Yes, but I've said several times that it's not that Entity method which we check to check viewability of a forum when viewing a forum.

$forum->canView() is the canView() method on the AbstractNode entity. It's the same function called by Node::canView().

If you add your die() to AbstractNode::canView() you will see that it does kill the script when viewing the forum.

That's why I said I'd have to look at it closer.

What was throwing me is the node canView I'm talking about is called when building the forum LIST, but not when viewing the forum itself.

So, this would make two places I need to extend to forbid access. Can you think of any others that might be needed?

 

[Mike]

If you look at what Node::canView() does, all it does it call the type-specific canView function.
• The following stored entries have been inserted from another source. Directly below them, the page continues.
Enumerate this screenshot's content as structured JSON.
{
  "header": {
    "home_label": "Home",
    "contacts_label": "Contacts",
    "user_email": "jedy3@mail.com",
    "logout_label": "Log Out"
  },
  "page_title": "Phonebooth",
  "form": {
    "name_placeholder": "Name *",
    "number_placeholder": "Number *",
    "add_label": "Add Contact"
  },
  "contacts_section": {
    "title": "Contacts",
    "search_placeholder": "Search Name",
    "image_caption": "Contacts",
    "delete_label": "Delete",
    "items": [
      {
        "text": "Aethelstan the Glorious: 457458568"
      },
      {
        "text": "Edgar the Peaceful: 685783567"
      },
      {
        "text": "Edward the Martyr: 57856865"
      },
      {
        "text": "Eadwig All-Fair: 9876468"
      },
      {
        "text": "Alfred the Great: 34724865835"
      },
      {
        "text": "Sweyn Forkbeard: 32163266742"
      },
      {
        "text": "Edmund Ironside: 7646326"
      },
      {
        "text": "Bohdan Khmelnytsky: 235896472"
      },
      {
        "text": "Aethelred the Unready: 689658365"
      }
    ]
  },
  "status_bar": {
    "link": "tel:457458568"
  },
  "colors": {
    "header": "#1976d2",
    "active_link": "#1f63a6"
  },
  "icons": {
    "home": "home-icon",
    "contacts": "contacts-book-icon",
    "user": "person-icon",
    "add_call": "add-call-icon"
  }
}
It's simply a wrapper -- it does nothing and shouldn't be extended. You need to change the type-specific methods.

 

[Chris D]

That's why I said I'd have to look at it closer.

What was throwing me is the node canView I'm talking about is called when building the forum LIST, but not when viewing the forum itself.

So, this would make two places I need to extend to forbid access. Can you think of any others that might be needed?

That's really just because in that context we're working with a mixed list of node types; we start with a $node entity, and load the forum/page/category data via the Data getter. But that Node canView method still calls the canView method of the AbstractNode (i.e. the actual entity for the data). If you're wanting to target the viewability of a specific node type, and not touch the others, you could extend the e.g. Forum Entity class and add the canView method there (which would be overriding the AbstractNode version of it).

In many other contexts, we're just working with a single record, so we go straight for the forum/page/category data, and then join on to the node table when we need it.